A more likely culprit is the unusually low unemployment tax burden the state imposes on employers (and, indirectly, on their workers, whose wages often are reduced to offset the cost of unemployment insurance). The state caps the amount of wages subject to taxation at the lowest level in the nation — $7,000 per worker. The cap hasn't budged since 1984, while average state wages have almost tripled. The low cap means that unemployment taxes are relatively lighter on companies with high wages than those with low pay scales. And it helps explain why employers collectively pay a much smaller percentage of their wages into the trust fund than they did in the 1960s and '70s.
Employers acknowledge that they're going to have to pay more into the fund in the future. But they've also called for the state to cut the costs of the program by making it harder for part-time employees to qualify for benefits and reducing the amount that workers can collect before their benefits are exhausted. In addition, they've suggested that the state consider issuing bonds to raise the money to repay its trust fund debt.

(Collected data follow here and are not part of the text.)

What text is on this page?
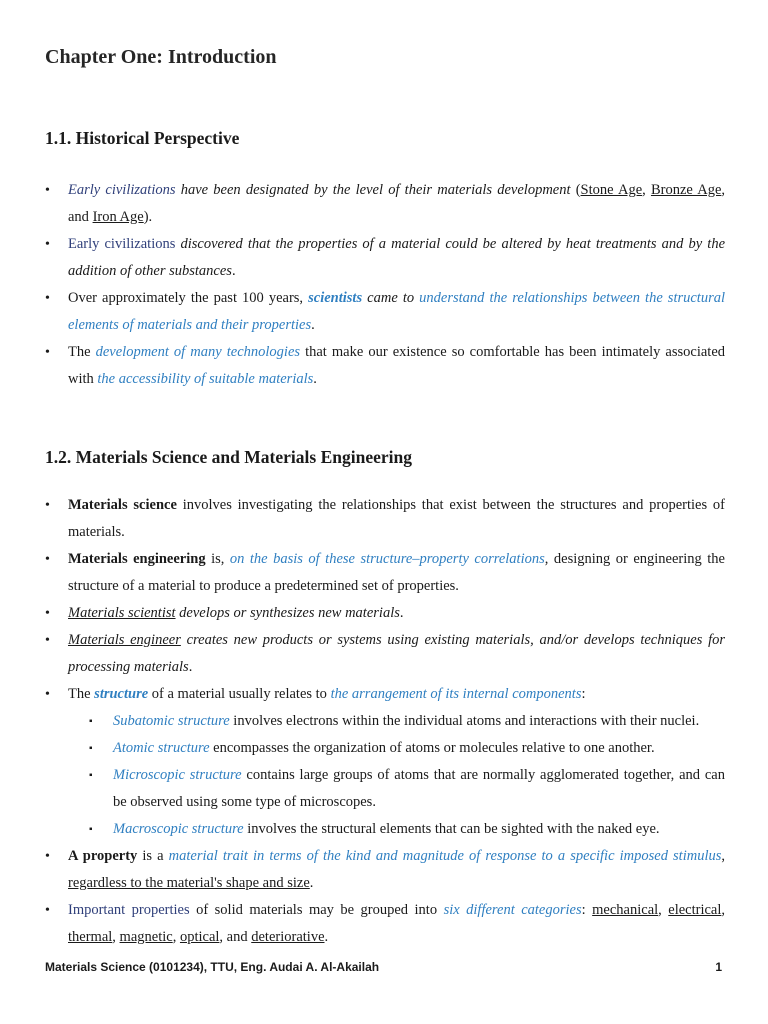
Chapter One: Introduction
1.1. Historical Perspective
• Early civilizations have been designated by the level of their materials development (Stone Age, Bronze Age, and Iron Age).
• Early civilizations discovered that the properties of a material could be altered by heat treatments and by the addition of other substances.
• Over approximately the past 100 years, scientists came to understand the relationships between the structural elements of materials and their properties.
• The development of many technologies that make our existence so comfortable has been intimately associated with the accessibility of suitable materials.
1.2. Materials Science and Materials Engineering
• Materials science involves investigating the relationships that exist between the structures and properties of materials.
• Materials engineering is, on the basis of these structure–property correlations, designing or engineering the structure of a material to produce a predetermined set of properties.
• Materials scientist develops or synthesizes new materials.
• Materials engineer creates new products or systems using existing materials, and/or develops techniques for processing materials.
• The structure of a material usually relates to the arrangement of its internal components:
▪ Subatomic structure involves electrons within the individual atoms and interactions with their nuclei.
▪ Atomic structure encompasses the organization of atoms or molecules relative to one another.
▪ Microscopic structure contains large groups of atoms that are normally agglomerated together, and can be observed using some type of microscopes.
▪ Macroscopic structure involves the structural elements that can be sighted with the naked eye.
• A property is a material trait in terms of the kind and magnitude of response to a specific imposed stimulus, regardless to the material's shape and size.
• Important properties of solid materials may be grouped into six different categories: mechanical, electrical, thermal, magnetic, optical, and deteriorative.
Materials Science (0101234), TTU, Eng. Audai A. Al-Akailah	1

It doesn't make sense to reduce benefit levels when there are still many more applicants for jobs than there are openings. And issuing bonds would be a more costly way to pay off the debt in the long run, considering how little the federal government demands in interest. But it's worth considering whether benefits should be available to so many people who are only marginally in the workforce. The state sets such a low earnings threshold to qualify for benefits, it may be paying benefits to those who don't need to work as well as those who do.
Even if the state manages to trim the costs of its program, it needs more revenue to be sustainable. The challenge for lawmakers is finding a way to do so without stunting the state's already sluggish growth. The faster companies grow, the lower the demand for unemployment benefits and the higher the revenue in the trust fund. As they search for consensus on how to repay the trust fund debt, lawmakers and the Brown administration have to balance that call for growth against the responsibilities of employers to repay the debt and the need for a program resilient enough to survive the next recession without a bailout.